It has been suggested that stress provokes neuropathological changes and may thus contribute to the precipitation of affective disorders such as depression. Likewise, the pharmacological therapy of depression requires chronic treatment and is thought to induce a positive neuronal adaptation, presumably based on changes in gene transcription. The transcription factor cAMP-responsive element binding protein (CREB) and its binding site (CRE) have been suggested to play a major role in both the development of depression and antidepressive therapy.

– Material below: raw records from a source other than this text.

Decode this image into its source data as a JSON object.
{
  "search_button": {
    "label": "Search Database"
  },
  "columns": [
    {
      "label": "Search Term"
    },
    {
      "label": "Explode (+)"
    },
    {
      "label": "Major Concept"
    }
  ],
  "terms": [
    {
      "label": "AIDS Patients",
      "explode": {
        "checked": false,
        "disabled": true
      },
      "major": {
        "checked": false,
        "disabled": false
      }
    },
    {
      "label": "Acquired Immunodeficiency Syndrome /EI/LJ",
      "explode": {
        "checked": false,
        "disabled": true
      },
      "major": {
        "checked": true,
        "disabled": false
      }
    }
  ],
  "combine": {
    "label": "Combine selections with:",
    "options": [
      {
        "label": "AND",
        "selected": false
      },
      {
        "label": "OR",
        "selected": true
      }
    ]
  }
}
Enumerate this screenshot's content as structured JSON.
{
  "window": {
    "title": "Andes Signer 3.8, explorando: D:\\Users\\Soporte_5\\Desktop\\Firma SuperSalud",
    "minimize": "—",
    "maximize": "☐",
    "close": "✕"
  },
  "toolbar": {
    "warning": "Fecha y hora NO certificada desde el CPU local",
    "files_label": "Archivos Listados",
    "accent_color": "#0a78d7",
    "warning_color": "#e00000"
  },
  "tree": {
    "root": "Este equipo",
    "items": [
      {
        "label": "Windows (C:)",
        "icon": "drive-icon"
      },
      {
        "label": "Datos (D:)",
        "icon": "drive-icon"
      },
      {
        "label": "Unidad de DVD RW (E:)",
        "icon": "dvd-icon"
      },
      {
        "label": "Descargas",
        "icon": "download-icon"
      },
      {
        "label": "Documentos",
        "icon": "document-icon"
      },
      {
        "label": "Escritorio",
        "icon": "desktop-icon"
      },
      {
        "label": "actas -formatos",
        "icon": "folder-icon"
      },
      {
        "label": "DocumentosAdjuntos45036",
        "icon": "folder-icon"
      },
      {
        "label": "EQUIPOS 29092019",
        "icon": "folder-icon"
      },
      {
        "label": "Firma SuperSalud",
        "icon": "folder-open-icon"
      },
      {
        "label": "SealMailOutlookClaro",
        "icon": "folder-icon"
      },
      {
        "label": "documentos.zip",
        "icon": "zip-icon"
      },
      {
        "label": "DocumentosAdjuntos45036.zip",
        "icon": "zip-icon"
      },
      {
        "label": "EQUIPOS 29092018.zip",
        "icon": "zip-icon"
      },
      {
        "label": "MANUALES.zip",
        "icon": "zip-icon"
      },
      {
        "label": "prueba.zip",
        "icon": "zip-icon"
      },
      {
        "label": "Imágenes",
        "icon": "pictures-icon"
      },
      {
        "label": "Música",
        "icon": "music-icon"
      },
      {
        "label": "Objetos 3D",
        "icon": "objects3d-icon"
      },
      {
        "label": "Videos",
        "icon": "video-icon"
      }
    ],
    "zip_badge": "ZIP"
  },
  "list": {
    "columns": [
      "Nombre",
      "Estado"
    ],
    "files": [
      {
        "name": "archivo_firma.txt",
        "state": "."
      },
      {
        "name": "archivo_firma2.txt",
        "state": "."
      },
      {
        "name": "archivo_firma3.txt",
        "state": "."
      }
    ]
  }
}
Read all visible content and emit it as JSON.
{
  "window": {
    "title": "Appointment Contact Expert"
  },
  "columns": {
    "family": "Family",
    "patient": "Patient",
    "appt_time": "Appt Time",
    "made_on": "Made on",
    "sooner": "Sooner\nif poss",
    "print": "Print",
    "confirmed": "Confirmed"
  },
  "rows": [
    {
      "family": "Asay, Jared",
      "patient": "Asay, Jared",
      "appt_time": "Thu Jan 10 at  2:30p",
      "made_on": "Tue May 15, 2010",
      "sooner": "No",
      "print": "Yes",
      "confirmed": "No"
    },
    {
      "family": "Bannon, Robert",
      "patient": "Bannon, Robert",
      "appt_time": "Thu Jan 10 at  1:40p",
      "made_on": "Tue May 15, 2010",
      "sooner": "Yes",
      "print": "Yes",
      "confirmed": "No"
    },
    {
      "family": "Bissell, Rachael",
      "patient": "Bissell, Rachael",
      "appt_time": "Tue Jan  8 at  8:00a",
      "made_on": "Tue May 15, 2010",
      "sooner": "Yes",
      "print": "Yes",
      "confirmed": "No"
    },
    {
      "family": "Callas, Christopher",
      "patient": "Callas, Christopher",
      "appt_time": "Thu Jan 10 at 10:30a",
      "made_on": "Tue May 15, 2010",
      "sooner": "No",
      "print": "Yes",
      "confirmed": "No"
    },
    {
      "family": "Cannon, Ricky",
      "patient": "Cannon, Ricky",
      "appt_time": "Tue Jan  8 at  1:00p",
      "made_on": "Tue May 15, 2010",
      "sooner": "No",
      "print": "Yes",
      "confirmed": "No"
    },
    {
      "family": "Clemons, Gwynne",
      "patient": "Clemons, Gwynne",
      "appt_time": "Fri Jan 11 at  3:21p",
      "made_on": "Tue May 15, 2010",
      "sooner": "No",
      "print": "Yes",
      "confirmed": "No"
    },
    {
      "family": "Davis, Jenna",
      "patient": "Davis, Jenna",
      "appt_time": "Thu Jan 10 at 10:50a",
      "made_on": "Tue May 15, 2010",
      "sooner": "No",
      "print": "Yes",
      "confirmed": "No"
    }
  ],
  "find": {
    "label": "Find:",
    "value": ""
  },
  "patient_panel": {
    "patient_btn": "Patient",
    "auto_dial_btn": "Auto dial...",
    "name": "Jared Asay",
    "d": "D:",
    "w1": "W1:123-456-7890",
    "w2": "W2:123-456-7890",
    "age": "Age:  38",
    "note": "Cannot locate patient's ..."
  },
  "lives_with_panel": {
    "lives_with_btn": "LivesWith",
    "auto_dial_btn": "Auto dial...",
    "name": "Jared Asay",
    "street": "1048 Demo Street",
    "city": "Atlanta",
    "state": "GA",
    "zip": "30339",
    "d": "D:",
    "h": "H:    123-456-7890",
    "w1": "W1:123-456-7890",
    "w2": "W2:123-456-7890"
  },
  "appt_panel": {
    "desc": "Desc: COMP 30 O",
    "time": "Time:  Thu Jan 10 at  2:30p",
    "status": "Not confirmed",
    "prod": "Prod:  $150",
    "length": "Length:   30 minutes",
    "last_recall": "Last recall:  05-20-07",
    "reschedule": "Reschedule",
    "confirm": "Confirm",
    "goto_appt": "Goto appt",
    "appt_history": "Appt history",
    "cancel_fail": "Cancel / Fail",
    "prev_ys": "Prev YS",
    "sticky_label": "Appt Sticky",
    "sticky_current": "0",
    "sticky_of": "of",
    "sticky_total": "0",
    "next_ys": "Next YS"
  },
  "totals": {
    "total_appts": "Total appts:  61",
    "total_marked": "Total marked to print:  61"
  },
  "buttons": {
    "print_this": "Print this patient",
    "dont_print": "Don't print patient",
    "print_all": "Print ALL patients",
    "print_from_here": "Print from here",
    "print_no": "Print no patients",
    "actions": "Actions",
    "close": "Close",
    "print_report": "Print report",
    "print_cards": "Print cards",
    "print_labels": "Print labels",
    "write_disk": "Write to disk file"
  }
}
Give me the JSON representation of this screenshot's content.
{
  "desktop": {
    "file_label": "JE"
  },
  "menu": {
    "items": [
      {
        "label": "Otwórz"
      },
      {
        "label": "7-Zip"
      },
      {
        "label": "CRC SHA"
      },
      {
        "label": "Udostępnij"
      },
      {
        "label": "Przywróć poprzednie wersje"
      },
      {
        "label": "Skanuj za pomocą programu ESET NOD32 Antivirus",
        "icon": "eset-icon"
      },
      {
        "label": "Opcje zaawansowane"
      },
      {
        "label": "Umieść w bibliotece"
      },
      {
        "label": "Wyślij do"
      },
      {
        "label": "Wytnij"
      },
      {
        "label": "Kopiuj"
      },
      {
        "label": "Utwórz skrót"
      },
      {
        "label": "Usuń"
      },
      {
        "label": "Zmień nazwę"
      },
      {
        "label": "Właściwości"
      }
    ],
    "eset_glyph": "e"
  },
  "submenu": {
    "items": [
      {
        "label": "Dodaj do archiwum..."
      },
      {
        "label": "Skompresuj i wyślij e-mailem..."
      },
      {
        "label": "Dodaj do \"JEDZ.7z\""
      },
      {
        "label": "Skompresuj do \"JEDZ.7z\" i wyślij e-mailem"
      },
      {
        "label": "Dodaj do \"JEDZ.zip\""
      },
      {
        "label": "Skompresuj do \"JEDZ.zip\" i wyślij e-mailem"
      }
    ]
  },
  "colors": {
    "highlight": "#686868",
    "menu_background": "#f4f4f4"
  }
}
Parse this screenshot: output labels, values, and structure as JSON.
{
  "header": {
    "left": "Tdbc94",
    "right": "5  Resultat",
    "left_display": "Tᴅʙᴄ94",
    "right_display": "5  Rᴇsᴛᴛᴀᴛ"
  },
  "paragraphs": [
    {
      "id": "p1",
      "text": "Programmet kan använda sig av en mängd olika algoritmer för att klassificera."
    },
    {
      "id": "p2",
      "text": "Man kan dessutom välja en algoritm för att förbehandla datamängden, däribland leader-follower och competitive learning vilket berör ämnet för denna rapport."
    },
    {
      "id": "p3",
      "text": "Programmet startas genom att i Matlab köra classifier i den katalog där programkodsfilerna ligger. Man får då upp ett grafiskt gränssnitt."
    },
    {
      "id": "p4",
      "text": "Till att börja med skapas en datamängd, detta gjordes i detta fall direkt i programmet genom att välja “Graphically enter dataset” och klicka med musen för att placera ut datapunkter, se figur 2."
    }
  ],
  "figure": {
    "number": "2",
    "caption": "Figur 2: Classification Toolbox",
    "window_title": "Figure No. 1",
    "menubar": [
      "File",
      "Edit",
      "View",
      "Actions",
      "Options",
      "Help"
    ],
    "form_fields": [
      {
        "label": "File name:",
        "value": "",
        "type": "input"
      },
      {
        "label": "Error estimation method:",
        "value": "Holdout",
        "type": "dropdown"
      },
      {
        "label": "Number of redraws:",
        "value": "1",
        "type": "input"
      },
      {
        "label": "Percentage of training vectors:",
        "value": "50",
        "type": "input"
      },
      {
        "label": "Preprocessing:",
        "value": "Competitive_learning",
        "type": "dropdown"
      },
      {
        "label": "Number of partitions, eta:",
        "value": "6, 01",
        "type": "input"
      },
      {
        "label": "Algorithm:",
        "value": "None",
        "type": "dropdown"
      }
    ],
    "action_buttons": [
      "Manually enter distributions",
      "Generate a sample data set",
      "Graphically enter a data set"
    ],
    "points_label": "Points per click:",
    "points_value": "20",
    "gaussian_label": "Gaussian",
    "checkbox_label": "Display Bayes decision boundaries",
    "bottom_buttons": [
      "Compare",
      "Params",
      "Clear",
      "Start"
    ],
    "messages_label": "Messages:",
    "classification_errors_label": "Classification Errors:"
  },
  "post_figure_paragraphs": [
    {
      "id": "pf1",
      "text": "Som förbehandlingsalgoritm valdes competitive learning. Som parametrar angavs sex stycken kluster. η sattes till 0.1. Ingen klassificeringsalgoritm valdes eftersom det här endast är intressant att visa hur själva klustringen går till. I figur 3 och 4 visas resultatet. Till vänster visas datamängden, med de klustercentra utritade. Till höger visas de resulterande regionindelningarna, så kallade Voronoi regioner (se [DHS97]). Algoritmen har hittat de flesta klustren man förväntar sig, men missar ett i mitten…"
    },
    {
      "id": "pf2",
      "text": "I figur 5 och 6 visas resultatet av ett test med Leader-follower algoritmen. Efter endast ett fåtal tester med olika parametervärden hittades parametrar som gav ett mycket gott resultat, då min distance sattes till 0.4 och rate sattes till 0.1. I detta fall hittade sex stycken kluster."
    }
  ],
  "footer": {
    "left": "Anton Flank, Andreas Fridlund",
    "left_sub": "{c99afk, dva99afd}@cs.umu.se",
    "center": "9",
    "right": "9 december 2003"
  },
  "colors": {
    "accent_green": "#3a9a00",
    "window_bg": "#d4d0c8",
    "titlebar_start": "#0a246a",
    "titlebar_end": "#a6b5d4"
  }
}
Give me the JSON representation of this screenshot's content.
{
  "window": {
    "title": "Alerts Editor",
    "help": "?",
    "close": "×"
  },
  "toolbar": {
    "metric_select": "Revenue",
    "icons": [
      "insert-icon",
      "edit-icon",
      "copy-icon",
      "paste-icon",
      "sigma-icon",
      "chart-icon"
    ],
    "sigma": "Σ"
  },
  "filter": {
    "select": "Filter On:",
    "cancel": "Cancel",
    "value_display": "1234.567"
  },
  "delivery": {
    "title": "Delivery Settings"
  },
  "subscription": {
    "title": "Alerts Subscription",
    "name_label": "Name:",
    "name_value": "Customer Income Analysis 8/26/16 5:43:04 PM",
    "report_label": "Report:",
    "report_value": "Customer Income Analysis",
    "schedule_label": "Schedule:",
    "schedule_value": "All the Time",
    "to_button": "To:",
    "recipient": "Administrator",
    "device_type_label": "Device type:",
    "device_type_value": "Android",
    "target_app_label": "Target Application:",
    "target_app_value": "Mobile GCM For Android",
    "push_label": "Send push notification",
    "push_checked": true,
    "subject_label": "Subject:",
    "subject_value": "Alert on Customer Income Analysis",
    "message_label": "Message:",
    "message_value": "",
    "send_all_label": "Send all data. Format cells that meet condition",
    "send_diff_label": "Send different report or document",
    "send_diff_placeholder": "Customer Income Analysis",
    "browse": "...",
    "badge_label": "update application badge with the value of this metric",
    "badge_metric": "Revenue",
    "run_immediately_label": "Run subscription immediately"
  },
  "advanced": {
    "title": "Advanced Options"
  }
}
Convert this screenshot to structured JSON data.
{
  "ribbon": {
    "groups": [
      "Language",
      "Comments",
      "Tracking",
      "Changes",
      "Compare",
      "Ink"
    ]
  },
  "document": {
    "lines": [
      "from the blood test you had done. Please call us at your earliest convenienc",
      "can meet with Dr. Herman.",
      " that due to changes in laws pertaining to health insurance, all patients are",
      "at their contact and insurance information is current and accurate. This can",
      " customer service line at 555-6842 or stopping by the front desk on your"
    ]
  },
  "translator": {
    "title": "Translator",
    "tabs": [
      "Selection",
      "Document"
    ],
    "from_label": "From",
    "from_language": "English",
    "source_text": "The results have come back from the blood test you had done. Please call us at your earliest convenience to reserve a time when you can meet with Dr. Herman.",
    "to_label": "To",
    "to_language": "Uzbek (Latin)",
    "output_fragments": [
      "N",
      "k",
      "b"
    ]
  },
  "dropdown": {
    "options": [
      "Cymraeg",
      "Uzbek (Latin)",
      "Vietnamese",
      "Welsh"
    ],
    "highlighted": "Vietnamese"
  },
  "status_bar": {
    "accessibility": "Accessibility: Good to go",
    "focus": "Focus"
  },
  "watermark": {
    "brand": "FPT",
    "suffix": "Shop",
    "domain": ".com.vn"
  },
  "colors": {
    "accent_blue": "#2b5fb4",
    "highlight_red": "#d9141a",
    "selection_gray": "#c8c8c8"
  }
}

To investigate the impact of stress and antidepressant treatment on CRE/CREB transcriptional activity, we generated a transgenic mouse line in which expression of the luciferase reporter gene is controlled by four copies of CRE. In this transgene, luciferase enzyme activity and protein were detected throughout the brain, e.g., in the hippocampal formation. Chronic social stress significantly increased (by 45 to 120%) CRE/CREB-driven gene expression measured as luciferase activity in several brain regions. This was also reflected by increased CREB-phosphorylation determined by immunoblotting. Treatment of the stressed mice with the antidepressant imipramine normalized luciferase expression to control levels in all brain regions and likewise reduced CREB-phosphorylation. In non-stressed animals, chronic (21 d) but not acute (24 h) treatment with imipramine (2×10 mg/kg/d) reduced luciferase expression in the hippocampus by 40–50%.
Our results emphasize a role of CREB in stress-regulated gene expression and support the view that the therapeutic actions of antidepressants are mediated via CRE/CREB-directed transcription.